NYDIG: Institutions took advantage of Bitcoin's pullback to build up positions

in nydig •  3 years ago 

The digital asset management company of institutional investors, NYDIG, announced its interest in buying bitcoin after a decline in the exchange rate on Sunday.

"Our platform has been exclusively on the buyer side for the past 24 to 48 hours," wrote Greg Cipolaro, head of research at NYDIG, in today's newsletter.

The price of bitcoin has risen to new highs around $65,000 over the past week, before plummeting to $51,000. At the time of publication, bitcoin is listed at about $56,000 with an increase of 90% since the beginning of the year. The growth is associated with the interest of institutional investors, due to the desire to hedge the inflation of national currencies.

"During these risk-averse periods, institutional investors are adopting a buy-on-pullback mentality, which suggests an increasing bias on their part towards bitcoin volatility," Sipolaro writes. – We believe that the root cause of the sale is in the positioning of investors, and not in the fundamental news. In other words, traders used large amounts of borrowed capital in long positions, which resulted in forced liquidations."
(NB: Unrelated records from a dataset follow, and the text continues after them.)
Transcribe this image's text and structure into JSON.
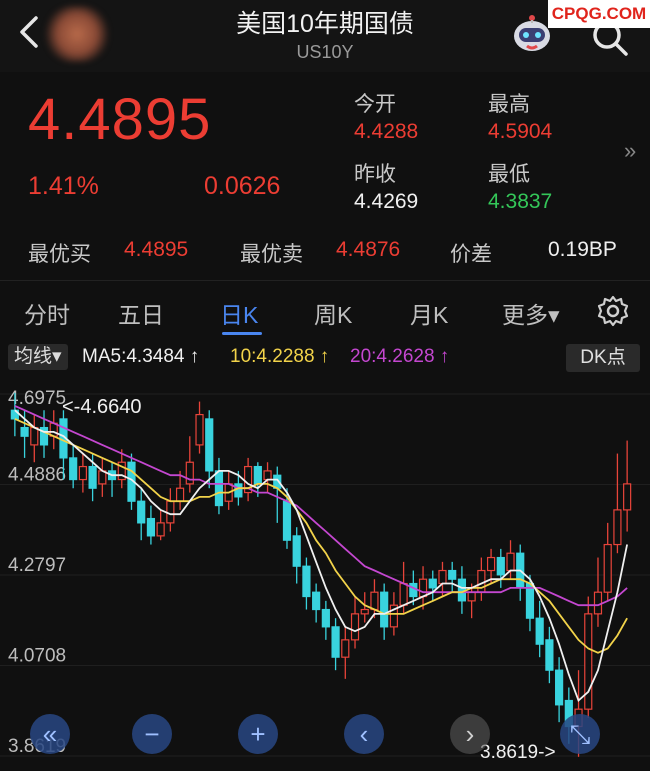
{
  "header": {
    "title": "美国10年期国债",
    "subtitle": "US10Y",
    "watermark": "CPQG.COM"
  },
  "quote": {
    "price": "4.4895",
    "change_pct": "1.41%",
    "change": "0.0626",
    "open_label": "今开",
    "open": "4.4288",
    "high_label": "最高",
    "high": "4.5904",
    "prev_close_label": "昨收",
    "prev_close": "4.4269",
    "low_label": "最低",
    "low": "4.3837",
    "more": "»"
  },
  "best": {
    "bid_label": "最优买",
    "bid": "4.4895",
    "ask_label": "最优卖",
    "ask": "4.4876",
    "spread_label": "价差",
    "spread": "0.19BP"
  },
  "tabs": [
    {
      "label": "分时"
    },
    {
      "label": "五日"
    },
    {
      "label": "日K"
    },
    {
      "label": "周K"
    },
    {
      "label": "月K"
    },
    {
      "label": "更多▾"
    }
  ],
  "legend": {
    "ma_button": "均线▾",
    "ma5": "MA5:4.3484 ↑",
    "ma10": "10:4.2288 ↑",
    "ma20": "20:4.2628 ↑",
    "dk_button": "DK点"
  },
  "chart_data": {
    "type": "candlestick",
    "y_ticks": [
      "4.6975",
      "4.4886",
      "4.2797",
      "4.0708",
      "3.8619"
    ],
    "ylim": [
      3.8619,
      4.6975
    ],
    "max_annotation": "<-4.6640",
    "min_annotation": "3.8619->",
    "candles": [
      [
        4.66,
        4.64,
        4.7,
        4.6
      ],
      [
        4.62,
        4.6,
        4.66,
        4.55
      ],
      [
        4.58,
        4.62,
        4.65,
        4.54
      ],
      [
        4.62,
        4.58,
        4.66,
        4.55
      ],
      [
        4.6,
        4.63,
        4.66,
        4.57
      ],
      [
        4.64,
        4.55,
        4.66,
        4.5
      ],
      [
        4.55,
        4.5,
        4.58,
        4.48
      ],
      [
        4.5,
        4.53,
        4.56,
        4.47
      ],
      [
        4.53,
        4.48,
        4.56,
        4.45
      ],
      [
        4.49,
        4.52,
        4.55,
        4.46
      ],
      [
        4.52,
        4.5,
        4.54,
        4.46
      ],
      [
        4.5,
        4.54,
        4.57,
        4.48
      ],
      [
        4.54,
        4.45,
        4.56,
        4.43
      ],
      [
        4.45,
        4.4,
        4.48,
        4.36
      ],
      [
        4.41,
        4.37,
        4.44,
        4.35
      ],
      [
        4.37,
        4.4,
        4.43,
        4.36
      ],
      [
        4.4,
        4.45,
        4.48,
        4.38
      ],
      [
        4.45,
        4.48,
        4.52,
        4.43
      ],
      [
        4.49,
        4.54,
        4.6,
        4.47
      ],
      [
        4.58,
        4.65,
        4.68,
        4.56
      ],
      [
        4.64,
        4.52,
        4.66,
        4.48
      ],
      [
        4.52,
        4.44,
        4.55,
        4.42
      ],
      [
        4.45,
        4.49,
        4.52,
        4.43
      ],
      [
        4.49,
        4.46,
        4.52,
        4.44
      ],
      [
        4.47,
        4.53,
        4.55,
        4.45
      ],
      [
        4.53,
        4.49,
        4.54,
        4.46
      ],
      [
        4.5,
        4.52,
        4.54,
        4.47
      ],
      [
        4.51,
        4.48,
        4.53,
        4.4
      ],
      [
        4.45,
        4.36,
        4.48,
        4.34
      ],
      [
        4.37,
        4.3,
        4.39,
        4.26
      ],
      [
        4.3,
        4.23,
        4.32,
        4.2
      ],
      [
        4.24,
        4.2,
        4.26,
        4.17
      ],
      [
        4.2,
        4.16,
        4.22,
        4.13
      ],
      [
        4.16,
        4.09,
        4.18,
        4.06
      ],
      [
        4.09,
        4.13,
        4.16,
        4.04
      ],
      [
        4.13,
        4.19,
        4.23,
        4.11
      ],
      [
        4.19,
        4.2,
        4.24,
        4.17
      ],
      [
        4.2,
        4.24,
        4.27,
        4.18
      ],
      [
        4.24,
        4.16,
        4.26,
        4.13
      ],
      [
        4.16,
        4.21,
        4.24,
        4.14
      ],
      [
        4.21,
        4.26,
        4.31,
        4.19
      ],
      [
        4.26,
        4.23,
        4.29,
        4.21
      ],
      [
        4.23,
        4.27,
        4.3,
        4.2
      ],
      [
        4.27,
        4.25,
        4.29,
        4.22
      ],
      [
        4.26,
        4.29,
        4.31,
        4.23
      ],
      [
        4.29,
        4.27,
        4.31,
        4.24
      ],
      [
        4.27,
        4.22,
        4.3,
        4.19
      ],
      [
        4.22,
        4.24,
        4.26,
        4.18
      ],
      [
        4.24,
        4.29,
        4.32,
        4.22
      ],
      [
        4.29,
        4.32,
        4.34,
        4.26
      ],
      [
        4.32,
        4.28,
        4.34,
        4.25
      ],
      [
        4.29,
        4.33,
        4.36,
        4.27
      ],
      [
        4.33,
        4.25,
        4.35,
        4.22
      ],
      [
        4.26,
        4.18,
        4.28,
        4.15
      ],
      [
        4.18,
        4.12,
        4.22,
        4.09
      ],
      [
        4.13,
        4.06,
        4.16,
        4.03
      ],
      [
        4.06,
        3.98,
        4.09,
        3.94
      ],
      [
        3.99,
        3.93,
        4.02,
        3.89
      ],
      [
        3.93,
        3.97,
        4.06,
        3.86
      ],
      [
        3.97,
        4.19,
        4.23,
        3.95
      ],
      [
        4.19,
        4.24,
        4.32,
        4.16
      ],
      [
        4.24,
        4.35,
        4.4,
        4.22
      ],
      [
        4.35,
        4.43,
        4.56,
        4.33
      ],
      [
        4.43,
        4.49,
        4.59,
        4.38
      ]
    ],
    "ma5": [
      4.66,
      4.64,
      4.62,
      4.61,
      4.61,
      4.6,
      4.58,
      4.56,
      4.54,
      4.52,
      4.51,
      4.51,
      4.5,
      4.48,
      4.45,
      4.43,
      4.42,
      4.42,
      4.45,
      4.48,
      4.5,
      4.52,
      4.52,
      4.51,
      4.49,
      4.48,
      4.5,
      4.5,
      4.47,
      4.43,
      4.37,
      4.31,
      4.25,
      4.2,
      4.16,
      4.15,
      4.16,
      4.19,
      4.19,
      4.2,
      4.21,
      4.22,
      4.23,
      4.24,
      4.26,
      4.26,
      4.25,
      4.25,
      4.26,
      4.27,
      4.27,
      4.29,
      4.29,
      4.27,
      4.23,
      4.18,
      4.12,
      4.05,
      3.99,
      4.01,
      4.06,
      4.15,
      4.24,
      4.35
    ],
    "ma10": [
      4.64,
      4.63,
      4.62,
      4.61,
      4.6,
      4.59,
      4.58,
      4.57,
      4.56,
      4.55,
      4.54,
      4.53,
      4.52,
      4.5,
      4.48,
      4.46,
      4.45,
      4.45,
      4.45,
      4.46,
      4.46,
      4.47,
      4.47,
      4.48,
      4.48,
      4.49,
      4.49,
      4.48,
      4.46,
      4.43,
      4.4,
      4.36,
      4.33,
      4.29,
      4.26,
      4.23,
      4.21,
      4.2,
      4.19,
      4.19,
      4.19,
      4.2,
      4.21,
      4.22,
      4.23,
      4.24,
      4.24,
      4.25,
      4.25,
      4.26,
      4.27,
      4.27,
      4.27,
      4.26,
      4.24,
      4.22,
      4.19,
      4.16,
      4.13,
      4.11,
      4.1,
      4.11,
      4.14,
      4.18
    ],
    "ma20": [
      4.67,
      4.66,
      4.65,
      4.64,
      4.63,
      4.62,
      4.61,
      4.6,
      4.59,
      4.58,
      4.57,
      4.56,
      4.55,
      4.54,
      4.53,
      4.52,
      4.51,
      4.51,
      4.5,
      4.5,
      4.49,
      4.49,
      4.49,
      4.48,
      4.48,
      4.47,
      4.47,
      4.46,
      4.45,
      4.44,
      4.42,
      4.4,
      4.38,
      4.36,
      4.34,
      4.32,
      4.3,
      4.29,
      4.28,
      4.27,
      4.26,
      4.25,
      4.24,
      4.24,
      4.24,
      4.24,
      4.24,
      4.24,
      4.24,
      4.24,
      4.24,
      4.25,
      4.25,
      4.25,
      4.25,
      4.24,
      4.23,
      4.22,
      4.21,
      4.21,
      4.21,
      4.22,
      4.23,
      4.25
    ]
  },
  "controls": [
    "«",
    "−",
    "+",
    "‹",
    "›",
    "⤡"
  ],
  "colors": {
    "up": "#e8443a",
    "down": "#39d3de",
    "ma5": "#f0f0f0",
    "ma10": "#f2d34a",
    "ma20": "#c447d0",
    "accent": "#4a86f0"
  }
}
He also noted the significant excess of the price of bitcoin on the Coinbase exchange over the levels of Binance: "The difference in the spot market, which is usually very small, at some point reached 3%. We believe this data points to a source of selling pressure in Asia, not North America."

At the same time, Bloomberg senior strategist Mike McGlone warns of the presence of a deflationary movement that negatively affects the prices of commodities, including bitcoin as a means of hedging inflation.
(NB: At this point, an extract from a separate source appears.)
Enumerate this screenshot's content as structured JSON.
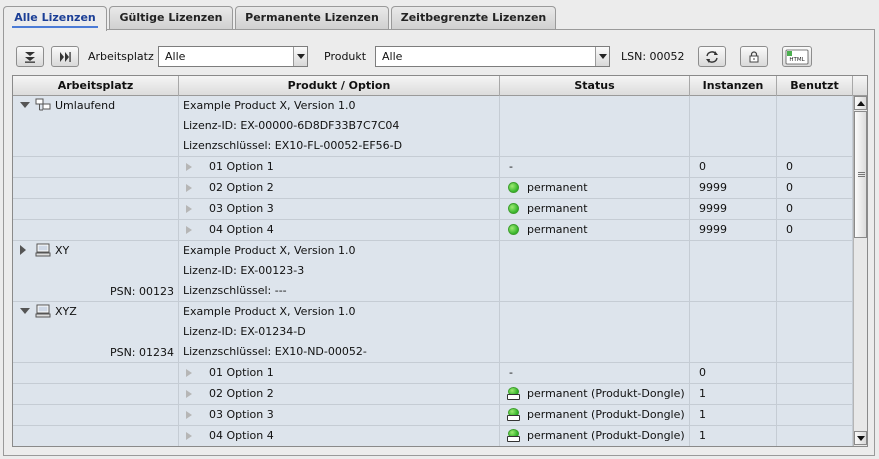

"The fact that the world's most important commodity, crude oil, is trading at the same level as it was 16 years ago, despite unprecedented monetary stimulus measures, suggests that deflationary forces are entrenched," McGlone writes.
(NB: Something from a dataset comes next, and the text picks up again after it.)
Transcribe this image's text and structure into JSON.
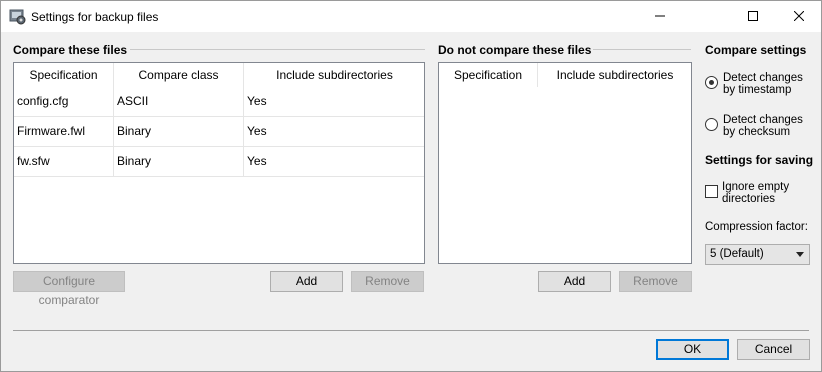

Since the financial crisis, commodity prices have declined by 60% relative to the US M2 money supply, while the S&P 500 index has outperformed it by 40%, according to a Bloomberg report.

"The stock market tide must continue, or deflation will prevail," McGlone said. "If WTI doesn't hold above $70 a barrel, little can stop the same deflationary forces that marked the peak of US ten-year government bond yields of around 3% in 2014."

Data from a new report from CoinShares showed that over the past week, the inflow of assets into investment products based on cryptocurrencies amounted to $233 million, surpassing the values of the previous week by almost three times.

"Inflows this week were unusually distributed among digital assets," the firm writes, noting that bitcoin attracted $108 million and ether $ 65 million, an impressive amount relative to the capitalization of the two cryptocurrencies. - XRP was among the most popular and attracted $33 million, which led to an almost twofold increase in assets in products based on it to $83 million. Digital asset-based investment products showed significantly higher turnover this week. It corresponds to a 59% rise compared to the previous week and the levels of the beginning of February."